- Who & Why?
Category Archive for: ‘Personal Power’
In part I on this subject I discussed how to set intentions, instead of expectations, for ourselves so other colleagues and/or friends can’t disappoint us. In this way, our brand shines and we are happy.
I listed that expectations in my world involve: 1) a plan and 2) responsibility.
In this post, let’s take a deeper look at what it means to take responsibility for our expectations. I wanted to focus on responsibility because when I take a look around (and take a look deep inside), I find that responsibility is the one thing we, as humans, lack. I know I personally find it much easier to “pass” on things or “pass” things off or look the other way. Who doesn’t?
Here’s how “Responsibility” is defined in the dictionary:
“The state or fact of having a duty to deal with something or of having control over someone.”
So it seems that “responsibility” involves a duty or control. What so often happens is that we don’t want to add more duties to our long list of tasks. In a world where we are over-texted, over-tweeted and over-caffeinated, adding more duties to our list seems crazy…and very scary.
Then there’s control. I always work diligently to stop and examine my state of “overwhelm”. Overwhelm happens more frequently than I like, still. The good news is that I have self-awareness about it. So I can do something about it. This means I choose to stay responsible for my life and exercise self-control. The result is that I can stay in my personal power. This means my brand can shine instead of take a hit. Otherwise, I’d be seen (and go around like) as an out-of-control nutty person.
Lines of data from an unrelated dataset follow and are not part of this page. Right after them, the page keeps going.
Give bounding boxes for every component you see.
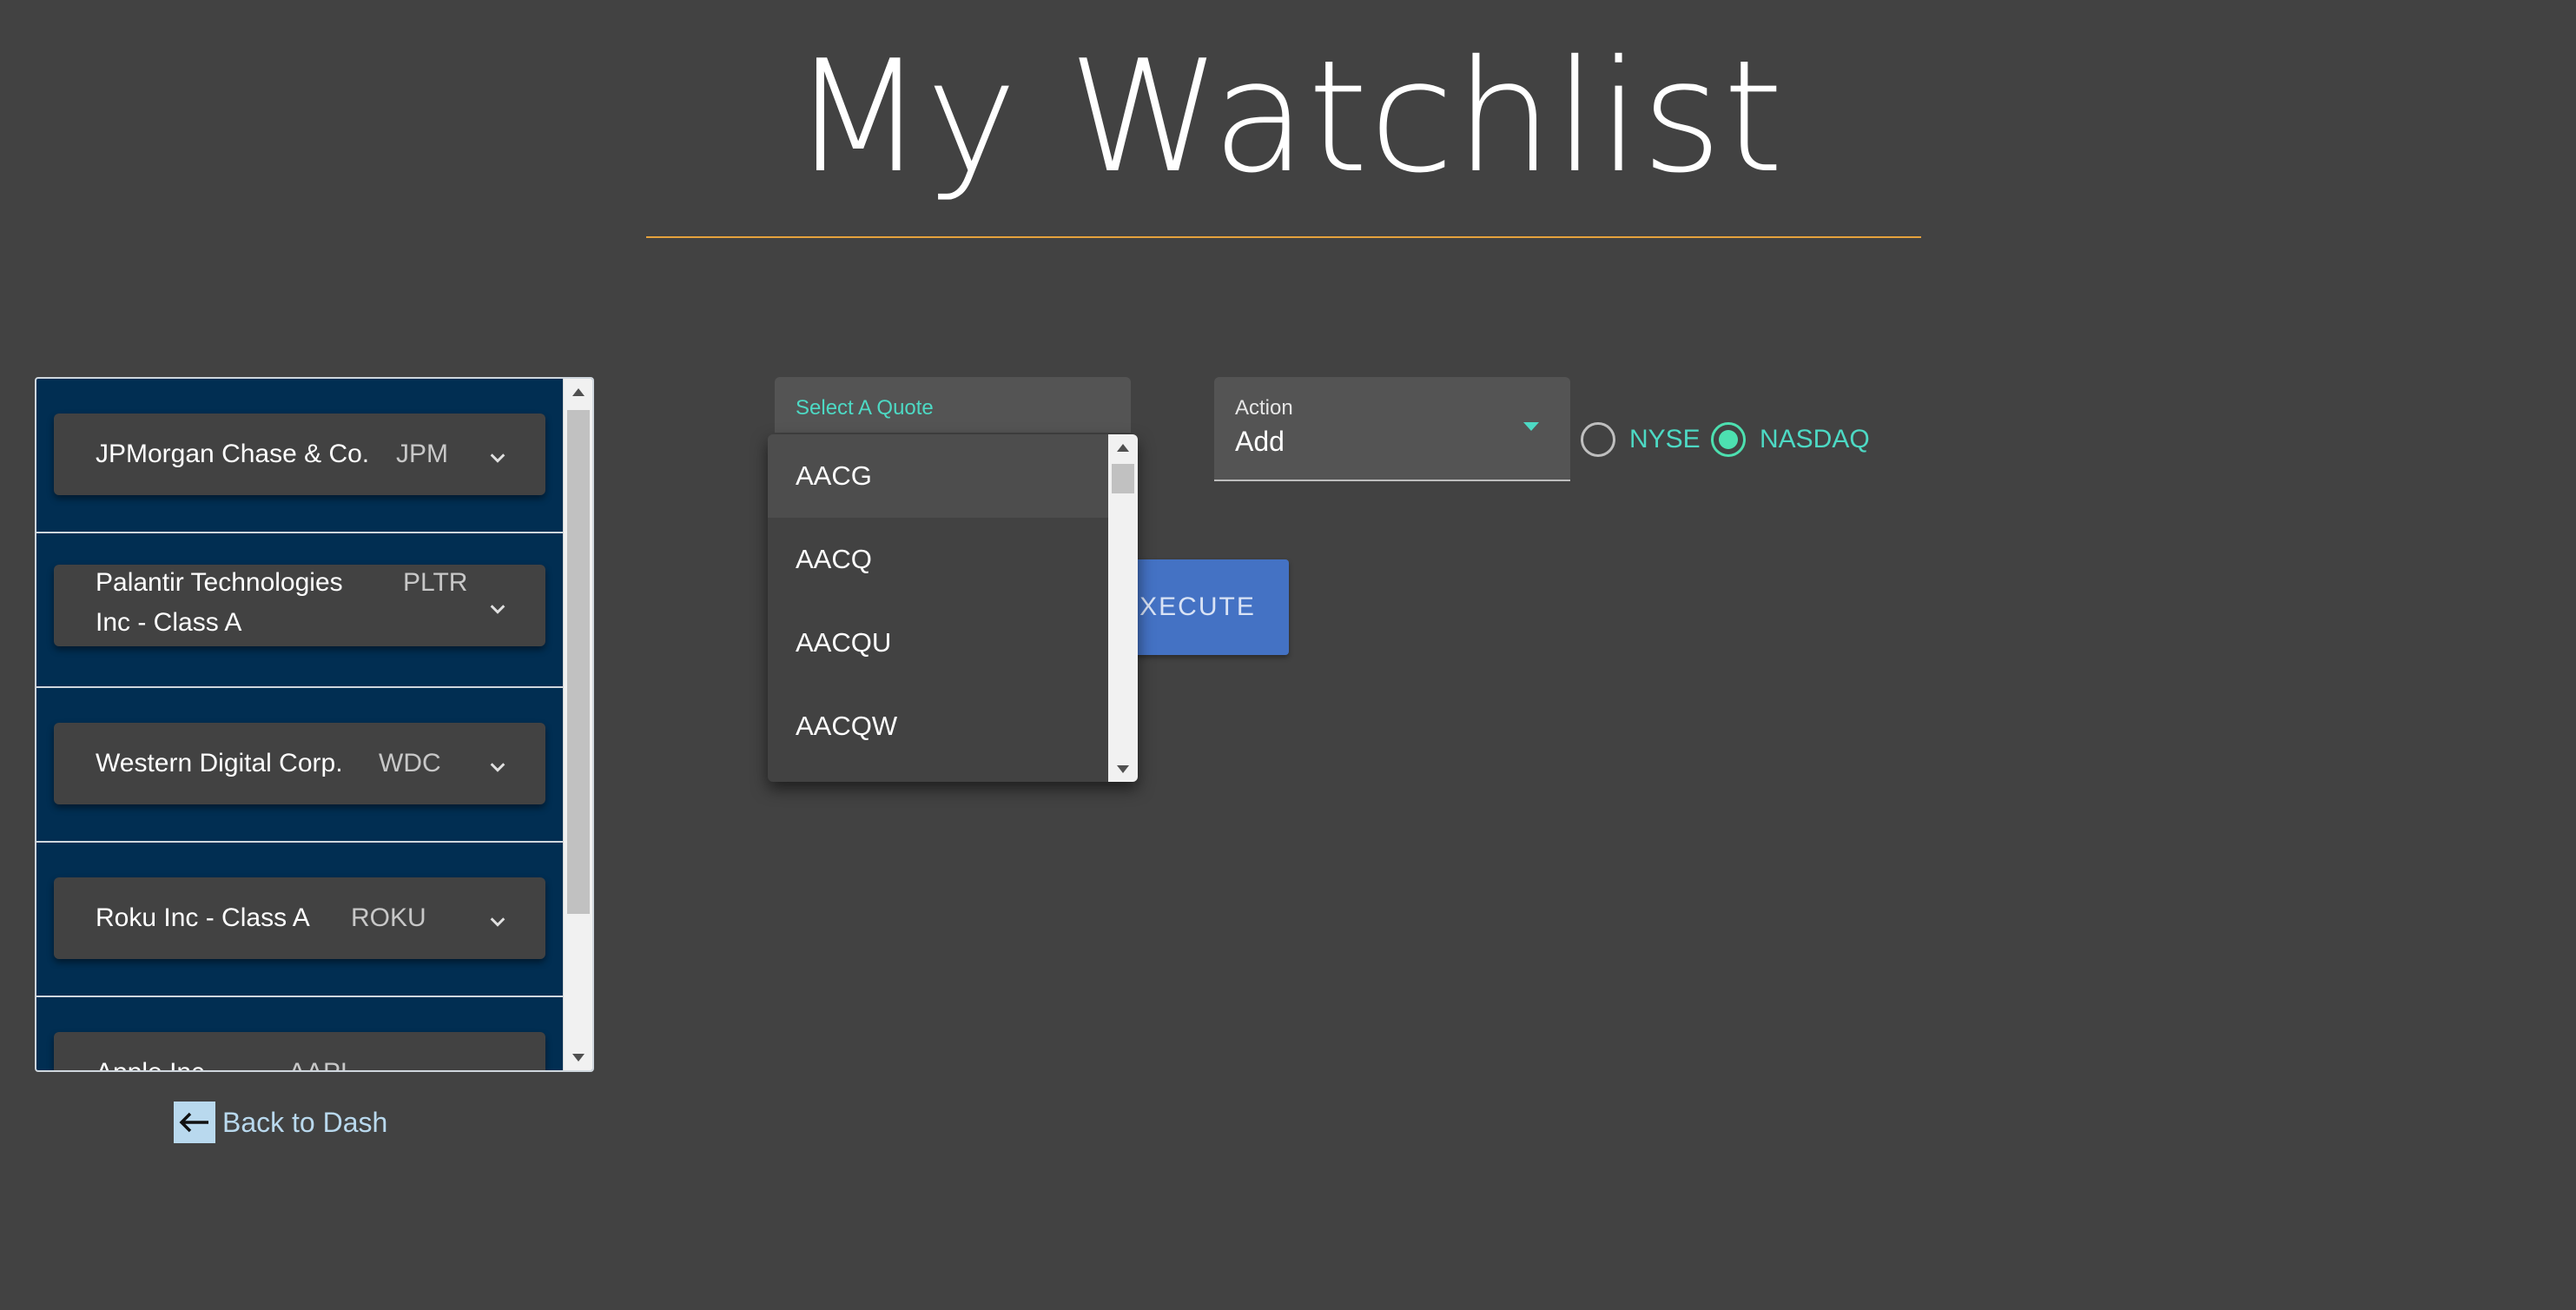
scroll-down-arrow-icon[interactable]: [564, 1044, 592, 1070]
quote-dropdown-menu[interactable]: AACG AACQ AACQU AACQW: [768, 434, 1138, 782]
stock-symbol: AAPL: [288, 1053, 355, 1070]
stock-symbol: JPM: [396, 440, 448, 468]
arrow-left-icon[interactable]: [174, 1102, 215, 1143]
watchlist-panel[interactable]: JPMorgan Chase & Co. JPM Palantir Techno…: [35, 377, 594, 1072]
stock-name: Apple Inc: [96, 1053, 204, 1070]
stock-name: Roku Inc - Class A: [96, 903, 310, 932]
watchlist-item: Western Digital Corp. WDC: [36, 688, 563, 843]
watchlist-card-pltr[interactable]: Palantir Technologies Inc - Class A PLTR: [54, 565, 545, 646]
radio-nyse-label[interactable]: NYSE: [1629, 425, 1701, 454]
radio-nasdaq-label[interactable]: NASDAQ: [1760, 425, 1870, 454]
watchlist-scrollbar[interactable]: [563, 379, 592, 1070]
quote-option-aacqw[interactable]: AACQW: [768, 685, 1108, 768]
quote-select[interactable]: Select A Quote: [775, 377, 1131, 433]
radio-nasdaq[interactable]: NASDAQ: [1711, 422, 1870, 457]
watchlist-card-wdc[interactable]: Western Digital Corp. WDC: [54, 723, 545, 804]
quote-select-label: Select A Quote: [796, 396, 934, 420]
chevron-down-icon[interactable]: [488, 758, 507, 777]
chevron-down-icon[interactable]: [488, 912, 507, 931]
dropdown-scrollbar[interactable]: [1108, 434, 1138, 782]
stock-name: JPMorgan Chase & Co.: [96, 440, 370, 468]
radio-checked-icon[interactable]: [1711, 422, 1746, 457]
watchlist-card-roku[interactable]: Roku Inc - Class A ROKU: [54, 877, 545, 959]
quote-option-aacqu[interactable]: AACQU: [768, 601, 1108, 685]
page-title: My Watchlist: [791, 27, 1785, 207]
action-select-value: Add: [1235, 426, 1285, 457]
watchlist-card-aapl[interactable]: Apple Inc AAPL: [54, 1032, 545, 1070]
scroll-up-arrow-icon[interactable]: [1108, 434, 1138, 460]
quote-option-aacq[interactable]: AACQ: [768, 518, 1108, 601]
stock-symbol: WDC: [379, 749, 441, 777]
watchlist-item: Apple Inc AAPL: [36, 997, 563, 1070]
title-divider: [646, 236, 1921, 238]
chevron-down-icon[interactable]: [488, 599, 507, 619]
stock-name-line2: Inc - Class A: [96, 608, 242, 637]
scrollbar-thumb[interactable]: [567, 410, 590, 914]
radio-circle-icon[interactable]: [1581, 422, 1615, 457]
scroll-up-arrow-icon[interactable]: [564, 379, 592, 405]
back-to-dash-label[interactable]: Back to Dash: [222, 1107, 387, 1139]
watchlist-card-jpm[interactable]: JPMorgan Chase & Co. JPM: [54, 414, 545, 495]
watchlist-list: JPMorgan Chase & Co. JPM Palantir Techno…: [36, 379, 563, 1070]
quote-option-aacg[interactable]: AACG: [768, 434, 1108, 518]
chevron-down-icon[interactable]: [488, 448, 507, 467]
dropdown-scrollbar-thumb[interactable]: [1112, 464, 1134, 493]
watchlist-item: JPMorgan Chase & Co. JPM: [36, 379, 563, 533]
action-select-label: Action: [1235, 396, 1293, 420]
watchlist-item: Palantir Technologies Inc - Class A PLTR: [36, 533, 563, 688]
action-select[interactable]: Action Add: [1214, 377, 1570, 481]
back-to-dash-link[interactable]: Back to Dash: [174, 1102, 387, 1143]
execute-button-label: XECUTE: [1139, 592, 1256, 621]
watchlist-item: Roku Inc - Class A ROKU: [36, 843, 563, 997]
stock-name: Western Digital Corp.: [96, 749, 343, 777]
stock-symbol: PLTR: [403, 568, 468, 597]
stock-name-line1: Palantir Technologies: [96, 568, 343, 597]
dropdown-arrow-icon[interactable]: [1523, 422, 1539, 431]
scroll-down-arrow-icon[interactable]: [1108, 756, 1138, 782]
stock-symbol: ROKU: [351, 903, 426, 932]
radio-nyse[interactable]: NYSE: [1581, 422, 1701, 457]
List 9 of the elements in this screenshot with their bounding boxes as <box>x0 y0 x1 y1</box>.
What’s the alternative? I don’t exercise responsibility and then others have to (notice I didn’t say, “choose to”) control me. Then I would blame others for being controlling, find more ways to shirk my responsibility and the nasty cycle continues.
If we don’t choose to take responsibility for ourselves, others will have to control us. You don’t have to believe me if that bothers you. Just go back and read the definition of “responsibility” above.
It may not happen all the time, but when I do stay in my personal power and exercise responsibility and thus, control, for myself- oh it feels so good. I produce so much good work. My clients love me even more. I love me more and my personal relationships thrive. That’s just divine.
What does this mean for you? Stop and consider:
- When was the last time you refused to be responsible for: a) yourself and/or b) a duty or task? How did it go for you? Did you feel in your personal power or not?
- The next time you aren’t being responsible in your life, what do others see of you and your brand? Is this view others have of you OK to you? If not, what can you choose to do about it to stay in your personal power, shine as a brand and be happier? I guarantee you, if you decide to choose to find the answer inside yourself, you’ll do so. You are the only one with the right AND the power to do so.